To view the full ENERGY STAR Downlights V1.0 document, click here.

While not a certification change, per se, Bloomfield also noted that Battery-Powered Luminaires (UL 153) scope has become more relevant to the decorative lighting industry as portable rechargeable accent table lamps are gaining popularity in restaurants, hospitality, and some residential applications. 

This category used to be more of a niche application, but with the move toward energy conservation and more battery-operated products being sold, it is becoming more prevalent. “Some of these products are solar-powered and some are battery-powered (with rechargeable battery), but what I want to highlight is that this UL 153 standard for portable luminaires, while not new, has a supplement SA that covers these battery-powered, low-voltage luminaires,” Bloomfield shared. “What we’re seeing is that these products can be more costly and challenging to certify than your typical high-voltage products — if you’re not properly prepared.
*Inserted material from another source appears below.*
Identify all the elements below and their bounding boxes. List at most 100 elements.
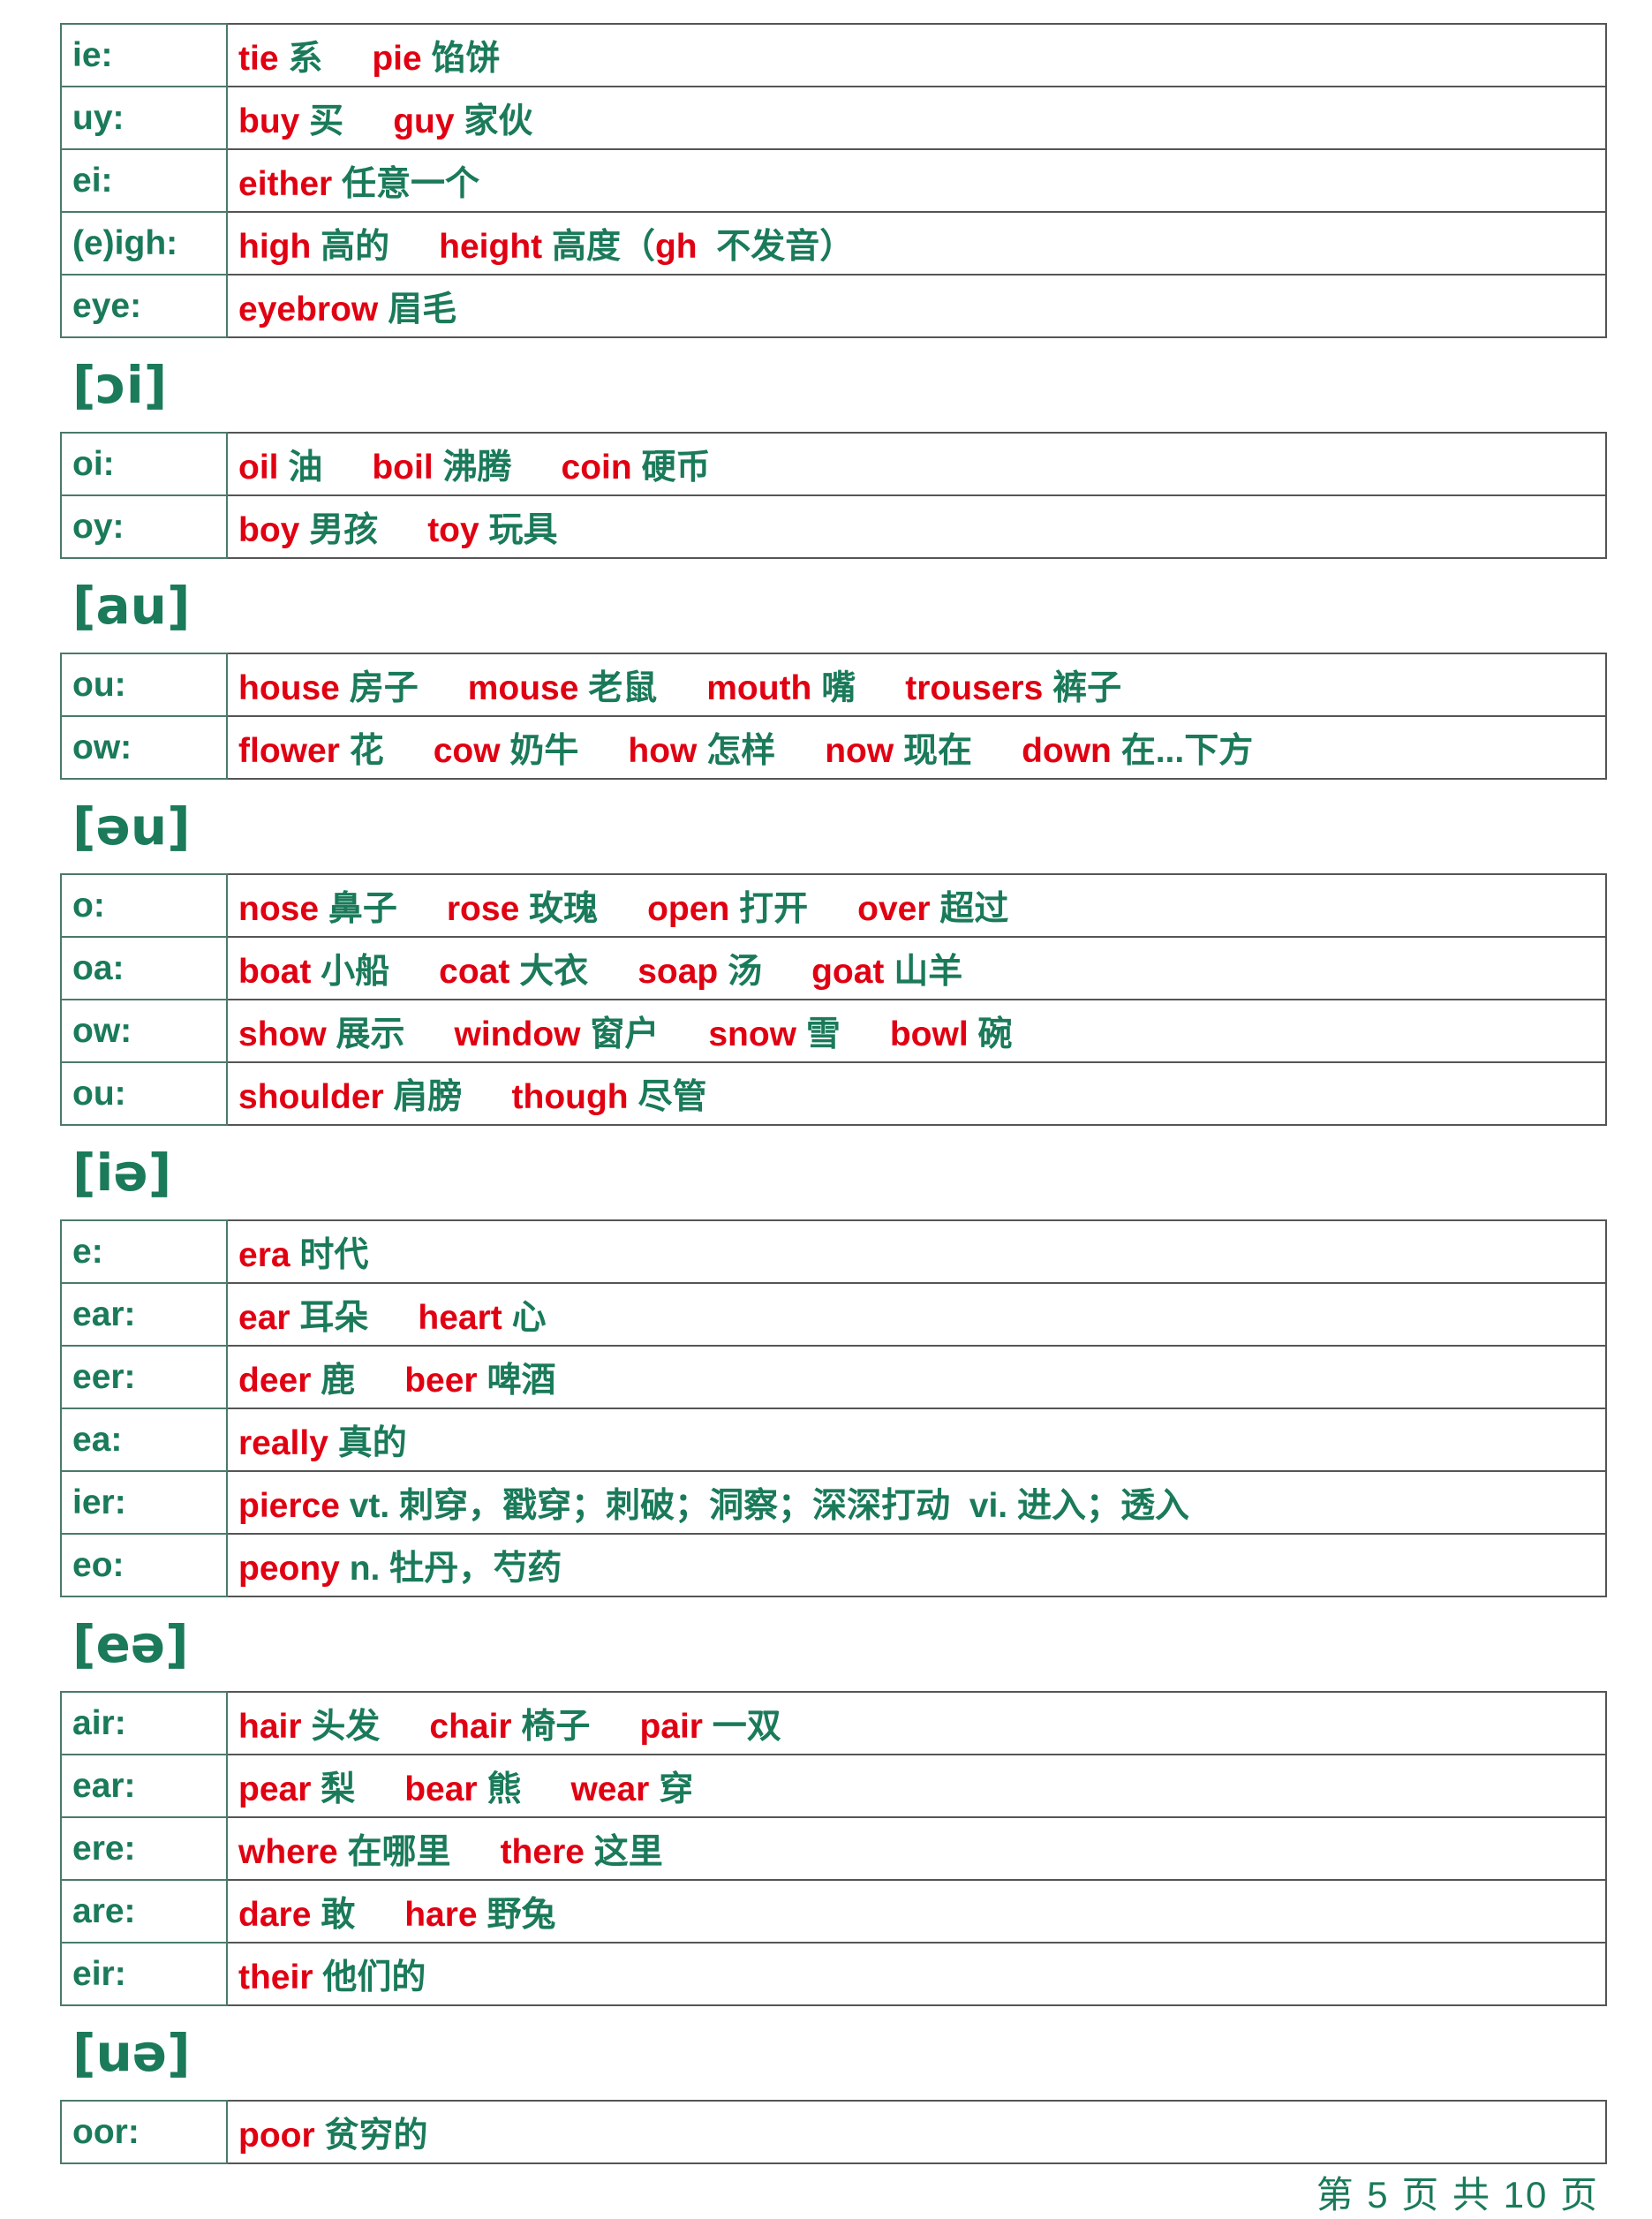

The key thing to be aware of is that the batteries must be certified to the applicable NRTL standard.” The challenge lies in the fact that one battery consists of individual cells, and that there’s a standard for the cells themselves. Companies may get these batteries via an OEM or they may have partnered with a manufacturer on a battery pack, but there’s a standard for the cell, there’s a standard for the battery, and there’s a standard for the pack — and each has their own requirements. When you are trying to get these products to market, make sure your OEM partner or internal team fully understand that the battery certification process is very critical and become challenging from both a time and a cost perspective if it’s not addressed upfront.”

Bloomfield added that the standard for the battery-operated products also requires a photobiological  test. “As we saw with the landscape lighting products, the photobiological test is an additional cost, so just be aware of that with these battery-operated products. These rechargeable devices fall under other regulatory requirements as battery chargers.  You need to make sure your supply base is fully aware that these requirements need to be met otherwise this can become a very costly endeavor.”

Other topics in the November online meeting covered upcoming Environmental Product Declaration (EPD) labels affecting commercial lighting, which could eventually reach the residential side of the industry over time, and the potential for the U.S. to enact a trade ban on high-tech semi-conductor packaging. Confusion at the consumer level over which light sources are banned and which are exempt was also discussed.